Вдумчиво все это выслушав, Ланселот спросил:
– Госпожа, с самых первых дней рыцарства нашелся ли хоть один рыцарь, который бы сочетал в себе все названные вами добродетели?
– Разумеется; и Святое Писание тому порукой. Прежде сошествия Иисуса Христа были Иоанн Гиркан[53] и Иуда Маккавей[54], ни разу не обратившие спину к безбожникам; а еще были Симон, брат Иуды, царь Давид и многие другие. А после страстей Господних назову Иосифа Аримафейского, благородного рыцаря, который снял с креста Иисуса Христа и упокоил в гробнице. Назову и сына его Галахада, короля страны Офелизы, названной в память о нем страной Галлией. Таковы же и король Пель Листенойский, и брат его Ален Толстый, неустанно соблюдавшие себя в чести и славе в делах мирских и перед Богом[55].
– Ну что же, – сказал Ланселот, – если столько мужей были преисполнены всевозможных добродетелей, разве не будет подлым малодушием, если кто-то не осмелится притязать на рыцарское звание, сочтя, что все эти добродетели для него слишком высоки? Я не упрекаю тех, у кого нет душевных сил, чтобы на это решиться; но что до меня самого, то если найдется кто-нибудь, согласный посвятить меня в рыцари, я не откажусь из опасения, что рыцарство мне не по плечу. Быть может, Бог вложил в меня больше добродетелей, чем я осознаю; или в будущем одарит меня тем разумом и мужеством, коих мне недостает сегодня.
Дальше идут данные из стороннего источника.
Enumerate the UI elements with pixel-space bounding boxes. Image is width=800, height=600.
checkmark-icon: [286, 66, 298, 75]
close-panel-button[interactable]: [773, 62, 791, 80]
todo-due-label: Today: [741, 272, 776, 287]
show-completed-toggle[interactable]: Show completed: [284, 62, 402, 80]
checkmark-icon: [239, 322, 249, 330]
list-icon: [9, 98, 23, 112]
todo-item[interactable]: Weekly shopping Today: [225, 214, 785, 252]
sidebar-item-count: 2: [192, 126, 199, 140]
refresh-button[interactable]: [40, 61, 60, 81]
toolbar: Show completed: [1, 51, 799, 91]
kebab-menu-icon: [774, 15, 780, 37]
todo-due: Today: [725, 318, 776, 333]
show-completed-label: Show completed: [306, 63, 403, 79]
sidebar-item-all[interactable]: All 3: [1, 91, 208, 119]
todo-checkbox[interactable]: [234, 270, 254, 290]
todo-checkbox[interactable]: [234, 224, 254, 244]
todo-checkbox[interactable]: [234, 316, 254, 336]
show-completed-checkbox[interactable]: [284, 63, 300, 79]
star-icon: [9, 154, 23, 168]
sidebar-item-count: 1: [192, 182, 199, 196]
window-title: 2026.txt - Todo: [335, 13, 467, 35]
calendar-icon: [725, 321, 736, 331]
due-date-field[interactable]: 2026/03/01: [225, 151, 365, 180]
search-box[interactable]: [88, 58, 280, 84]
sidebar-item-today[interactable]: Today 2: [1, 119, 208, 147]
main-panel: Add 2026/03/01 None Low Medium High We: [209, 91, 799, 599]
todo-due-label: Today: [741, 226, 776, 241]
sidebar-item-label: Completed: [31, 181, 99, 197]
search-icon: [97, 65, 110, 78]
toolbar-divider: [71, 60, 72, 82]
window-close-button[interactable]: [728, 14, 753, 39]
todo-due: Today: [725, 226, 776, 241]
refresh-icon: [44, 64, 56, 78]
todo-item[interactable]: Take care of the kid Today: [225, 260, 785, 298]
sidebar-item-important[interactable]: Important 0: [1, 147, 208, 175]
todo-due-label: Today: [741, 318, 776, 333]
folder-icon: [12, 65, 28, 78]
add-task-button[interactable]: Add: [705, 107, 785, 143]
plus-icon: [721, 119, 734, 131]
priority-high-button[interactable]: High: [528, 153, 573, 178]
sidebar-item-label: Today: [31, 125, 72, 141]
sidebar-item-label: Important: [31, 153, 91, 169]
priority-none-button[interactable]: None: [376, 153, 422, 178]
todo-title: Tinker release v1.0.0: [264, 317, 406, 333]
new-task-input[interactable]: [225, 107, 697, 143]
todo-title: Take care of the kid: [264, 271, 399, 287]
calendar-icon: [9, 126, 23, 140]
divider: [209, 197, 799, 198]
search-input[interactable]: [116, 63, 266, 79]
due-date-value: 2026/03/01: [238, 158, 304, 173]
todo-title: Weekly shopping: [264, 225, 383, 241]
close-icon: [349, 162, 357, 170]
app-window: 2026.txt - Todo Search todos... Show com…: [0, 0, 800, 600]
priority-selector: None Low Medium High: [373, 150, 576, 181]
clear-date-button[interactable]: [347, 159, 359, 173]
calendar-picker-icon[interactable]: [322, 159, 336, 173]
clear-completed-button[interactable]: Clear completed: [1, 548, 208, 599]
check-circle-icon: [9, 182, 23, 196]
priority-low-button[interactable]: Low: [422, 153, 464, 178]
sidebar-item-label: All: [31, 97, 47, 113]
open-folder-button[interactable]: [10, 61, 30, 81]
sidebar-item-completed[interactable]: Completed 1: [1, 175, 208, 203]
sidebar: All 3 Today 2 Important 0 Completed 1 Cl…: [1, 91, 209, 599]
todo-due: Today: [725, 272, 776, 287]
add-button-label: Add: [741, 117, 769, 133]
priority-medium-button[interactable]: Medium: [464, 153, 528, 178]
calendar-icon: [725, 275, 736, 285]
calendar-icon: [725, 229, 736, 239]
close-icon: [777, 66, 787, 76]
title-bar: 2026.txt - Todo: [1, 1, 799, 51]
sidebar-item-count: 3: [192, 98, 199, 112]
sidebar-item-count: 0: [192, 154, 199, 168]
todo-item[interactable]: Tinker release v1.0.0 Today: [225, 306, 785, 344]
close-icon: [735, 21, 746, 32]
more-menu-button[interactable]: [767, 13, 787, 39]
– Милый королевич, если уж ваше сердце по-прежнему жаждет этого рыцарства, ваша воля вскоре исполнится, и вы будете довольны. О! я догадывалась об этом; вот отчего я недавно проливала слезы. Дорогой мой королевич, я вложила в вас всю любовь, какую только может питать мать к своему чаду; и я с великой горечью предвижу, что вы меня скоро покинете; но уж лучше мне страдать от разлуки с вами, чем лишить вас чести быть рыцарем: честь эта будет как нельзя более уместна. Скоро вы примете посвящение от руки лучшего и вернейшего государя наших дней, я говорю о короле Артуре. Мы выедем уже на этой неделе и прибудем самое позднее в пятницу перед воскресным днем Святого Иоанна.
Ланселот выслушал эти слова с безмерной радостью. Тотчас же дама собрала все потребное в дорогу: белую кольчугу, крепкую и легкую; шлем, украшенный пластинами серебра; белоснежный щит с серебряным умбоном; большой меч, острый и легкий; острую железную пику с толстым и прочным древком сверкающей белизны; могучего коня, быстрого и неутомимого. А сверх того, для рыцарского облачения, котту из белого атласа, платье из белого шелка и плащ, подбитый горностаем.
Они пустились в путь во вторник той недели, что была накануне недели Святого Иоанна. В свите были пять рыцарей и три девицы, Лионель, Богор и Ламбег, множество оруженосцев и слуг, одетые в белое и на белых конях.
Они прибыли на взморье, взошли на корабль и высадились в Великой Бретани, в гавани Флодеэг[56], в воскресенье вечером: их известили, что король Артур желает праздновать день Святого Иоанна в Камалоте. Прибыв в четверг вечером к замку Лавенор, отстоящему от Камалота на восемьдесят миль, или английских лье, они наутро пересекли лес, выходивший к городскому лугу. В пути Владычица Озера была задумчива и молчалива, всецело во власти печали от близкой разлуки.
XVII
Как о том и доложили Владычице Озера, Артур стоял в Камалоте, где собрался праздновать Святого Иоанна. В пятницу накануне праздника он выехал из города через Уэльские ворота, чтобы поохотиться в лесу со своим племянником, монсеньором Гавейном, с Ивейном, Уриеновым сыном, с Кэем-сенешалем и многими другими.
В трех полетах стрелы от леса они увидели, как к ним приближаются носилки, бережно несомые двумя лошадьми. На носилках лежал рыцарь в полных доспехах, но без шлема и щита. Тело его было пронзено остриями двух копий с еще уцелевшими древками; в голову вклинился меч, обагренный кровью; и притом не похоже было, что он при смерти.